Perhaps, as one portfolio manager suggested, this is just a seasonal retreat, a case of profit taking amid the hazy, lazy summer. According to this thesis, investor capital will return to the slightly battered market in the early autumn after spending a month or more luxuriating in the venerable spa resorts of Swiss francs and Japan's yen. The refreshed money will vigorously embrace the buying opportunities presented by the market's lower prices.

Crisis? What Crisis? 

No reason to panic, then, right? Perhaps, but a Barron’s article published early yesterday intimated that this week’s sharp decline could be the prologue to a deeper slide. The article cited several reasons for a gloomy prognosis, including investors’ disproportionate holdings of leading tech stocks and overly optimistic expectations regarding the timing and scale of returns on prodigious genAI investments staked by the cloud majors. 

Another factor, cited in both the Reuters article and the Barron’s piece, is geopolitical instability, particularly intensifying tech-related trade friction between the U.S. and China, which would affect, to varying degrees, U.S.-based semiconductor companies. (Personally, my view is that China is taking tangible measures not only to reduce but ultimately eliminate its reliance on U.S. semiconductors and related technologies. Consequently, the market should discount any U.S.-based semiconductor company that touts long-term revenue growth and profitability in China. The same goes for many other U.S. or Western technology companies that are heavily exposed to the Chinese market. If it walks like trade war and quacks like one, it’s a trade war, regardless of what the politicians and bureaucrats might say.) 
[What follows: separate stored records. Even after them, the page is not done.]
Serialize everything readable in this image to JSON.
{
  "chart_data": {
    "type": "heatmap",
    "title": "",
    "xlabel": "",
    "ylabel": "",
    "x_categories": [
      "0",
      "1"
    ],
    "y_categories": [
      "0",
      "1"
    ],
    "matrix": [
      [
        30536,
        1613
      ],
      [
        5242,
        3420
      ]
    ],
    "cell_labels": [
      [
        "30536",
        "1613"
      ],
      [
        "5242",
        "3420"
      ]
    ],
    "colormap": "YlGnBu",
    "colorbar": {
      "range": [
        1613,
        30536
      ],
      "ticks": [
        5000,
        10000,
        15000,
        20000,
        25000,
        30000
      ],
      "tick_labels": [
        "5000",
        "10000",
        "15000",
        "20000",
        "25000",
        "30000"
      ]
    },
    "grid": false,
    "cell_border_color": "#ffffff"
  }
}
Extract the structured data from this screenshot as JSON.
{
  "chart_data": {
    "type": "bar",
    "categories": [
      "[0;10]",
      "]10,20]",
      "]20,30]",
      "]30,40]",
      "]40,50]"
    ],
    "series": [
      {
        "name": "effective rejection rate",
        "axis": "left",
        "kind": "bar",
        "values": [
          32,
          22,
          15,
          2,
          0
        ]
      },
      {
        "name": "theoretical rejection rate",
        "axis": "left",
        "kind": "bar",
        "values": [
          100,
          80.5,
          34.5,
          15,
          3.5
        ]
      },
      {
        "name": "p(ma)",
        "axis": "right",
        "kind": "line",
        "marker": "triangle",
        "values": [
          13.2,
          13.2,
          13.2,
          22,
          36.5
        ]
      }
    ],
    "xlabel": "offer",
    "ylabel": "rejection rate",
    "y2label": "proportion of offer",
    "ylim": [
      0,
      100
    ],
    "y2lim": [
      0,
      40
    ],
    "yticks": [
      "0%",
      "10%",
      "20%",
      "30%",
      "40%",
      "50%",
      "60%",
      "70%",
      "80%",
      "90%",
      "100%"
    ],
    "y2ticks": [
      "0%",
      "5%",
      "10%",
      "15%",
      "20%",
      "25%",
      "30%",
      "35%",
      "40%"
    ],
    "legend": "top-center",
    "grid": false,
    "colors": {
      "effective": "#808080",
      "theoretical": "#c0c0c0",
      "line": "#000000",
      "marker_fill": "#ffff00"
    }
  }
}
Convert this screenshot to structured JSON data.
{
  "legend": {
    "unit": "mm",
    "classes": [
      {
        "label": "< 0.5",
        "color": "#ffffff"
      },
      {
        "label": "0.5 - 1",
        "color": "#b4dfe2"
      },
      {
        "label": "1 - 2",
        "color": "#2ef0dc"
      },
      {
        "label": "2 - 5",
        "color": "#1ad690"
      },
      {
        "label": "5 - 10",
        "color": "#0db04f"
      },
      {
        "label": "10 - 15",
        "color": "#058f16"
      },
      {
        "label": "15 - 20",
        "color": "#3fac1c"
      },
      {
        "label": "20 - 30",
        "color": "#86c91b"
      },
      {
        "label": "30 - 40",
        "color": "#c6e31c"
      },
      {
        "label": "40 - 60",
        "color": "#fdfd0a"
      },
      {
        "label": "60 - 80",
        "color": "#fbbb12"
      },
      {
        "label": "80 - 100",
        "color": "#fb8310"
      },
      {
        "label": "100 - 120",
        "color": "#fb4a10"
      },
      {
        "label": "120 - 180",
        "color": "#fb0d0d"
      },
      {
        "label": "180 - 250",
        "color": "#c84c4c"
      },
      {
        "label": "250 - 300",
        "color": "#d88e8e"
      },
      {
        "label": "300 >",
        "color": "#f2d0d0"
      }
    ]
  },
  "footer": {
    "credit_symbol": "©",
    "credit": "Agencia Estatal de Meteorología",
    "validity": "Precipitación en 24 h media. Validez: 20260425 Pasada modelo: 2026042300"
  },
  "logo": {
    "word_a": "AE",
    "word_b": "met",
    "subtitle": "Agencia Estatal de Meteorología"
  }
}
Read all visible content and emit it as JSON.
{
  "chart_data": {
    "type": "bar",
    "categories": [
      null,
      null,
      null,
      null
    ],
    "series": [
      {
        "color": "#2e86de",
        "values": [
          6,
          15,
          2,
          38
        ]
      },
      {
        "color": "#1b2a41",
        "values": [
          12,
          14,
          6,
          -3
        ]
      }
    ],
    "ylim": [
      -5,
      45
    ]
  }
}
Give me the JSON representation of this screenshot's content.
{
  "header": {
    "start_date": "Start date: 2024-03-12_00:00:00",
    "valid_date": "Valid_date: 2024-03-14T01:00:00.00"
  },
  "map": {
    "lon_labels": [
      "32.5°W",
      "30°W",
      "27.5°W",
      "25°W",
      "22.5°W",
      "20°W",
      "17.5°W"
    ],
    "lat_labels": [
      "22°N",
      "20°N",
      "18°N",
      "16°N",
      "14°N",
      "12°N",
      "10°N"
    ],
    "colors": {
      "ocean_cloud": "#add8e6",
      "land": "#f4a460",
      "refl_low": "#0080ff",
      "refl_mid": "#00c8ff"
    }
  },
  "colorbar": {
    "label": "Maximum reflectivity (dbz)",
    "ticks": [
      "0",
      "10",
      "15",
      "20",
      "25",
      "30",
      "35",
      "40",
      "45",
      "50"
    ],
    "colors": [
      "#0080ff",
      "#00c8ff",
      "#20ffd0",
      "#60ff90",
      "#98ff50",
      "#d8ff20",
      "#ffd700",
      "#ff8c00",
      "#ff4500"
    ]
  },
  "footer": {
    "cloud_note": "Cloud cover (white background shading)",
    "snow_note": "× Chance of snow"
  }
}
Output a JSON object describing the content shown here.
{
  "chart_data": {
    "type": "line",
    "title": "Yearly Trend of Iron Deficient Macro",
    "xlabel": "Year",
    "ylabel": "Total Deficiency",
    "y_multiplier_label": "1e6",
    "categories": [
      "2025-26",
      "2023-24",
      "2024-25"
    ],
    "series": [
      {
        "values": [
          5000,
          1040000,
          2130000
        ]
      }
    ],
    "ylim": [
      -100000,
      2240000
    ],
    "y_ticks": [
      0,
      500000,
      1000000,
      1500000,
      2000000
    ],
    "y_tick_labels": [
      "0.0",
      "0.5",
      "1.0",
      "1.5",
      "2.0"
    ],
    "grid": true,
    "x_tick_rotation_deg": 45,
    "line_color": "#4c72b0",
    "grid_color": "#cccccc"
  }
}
Also of concern, according to the pundits, is the submissive way the market has been closing trading sessions. As explained in the Barron’s article:

The S&P 500 has been closing at a level below its daily midpoint for the majority of days in the past two weeks. That means that brief rallies have been ending with waves of selling. 
“If the market continues to close poorly, it eventually will have a bigger negative effect on the price action,” writes Frank Cappelleri, a noted market technician and founder of the research firm Cappthesis. 
If the weak trading action causes the index to break below another key level, the drop could end up causing investors a lot of pain. While the S&P 500 has been heading higher for a while, it dipped in late April to hit a low point of 4967. While it has recovered since then, a fall to 5400 would represent a break of the short-term uptrend it has been on since the spring. 
That would point to a drop of another 5% to 7%, based on what the index has done when it has broken short-term uptrends since the start of 2023. Cappelleri says. 

The truth is, the market could go either way. Almost everybody agrees that a lot is riding is next week’s results and guidance from Microsoft, Meta, Amazon, and Apple. The problem, as the railbirds from my misspent youth at racetracks would put it, is the handicap. These tech giants, as they prepare to deliver their results, are under the significant imposition represented by heightened expectations, which are partly of their own creation. What that means is they must not only meet revenue and profit expectations, but beat them resoundingly. Perhaps they have some wiggle room for narrow beats on revenue and earnings bolstered by aggressive, credible guidance for current quarters. On that front, credibility is suddenly at a premium.

A generous dollop of genAI promises might not cut the mustard now. Fermented and fortified AI hype produced an intoxicating buzz, but a throbbing hangover has left the market’s revelers impatient, irritable, and surly. The market wants to see and hear more than boilerplate puffery. The AI narrative is losing its luster, and a script rewrite, if it is to sustain the spirited party, will need to feature more than cameo roles from substance and results.

Regardless of what happens next week, portfolio diversification is always a good idea. There’s hoary axiom about the inherent danger of having all your eggs in one basket; it’s admittedly hackneyed and threadbare, and I have nothing but scorn for cliches (more on which later), but I can’t argue with its enduring wisdom.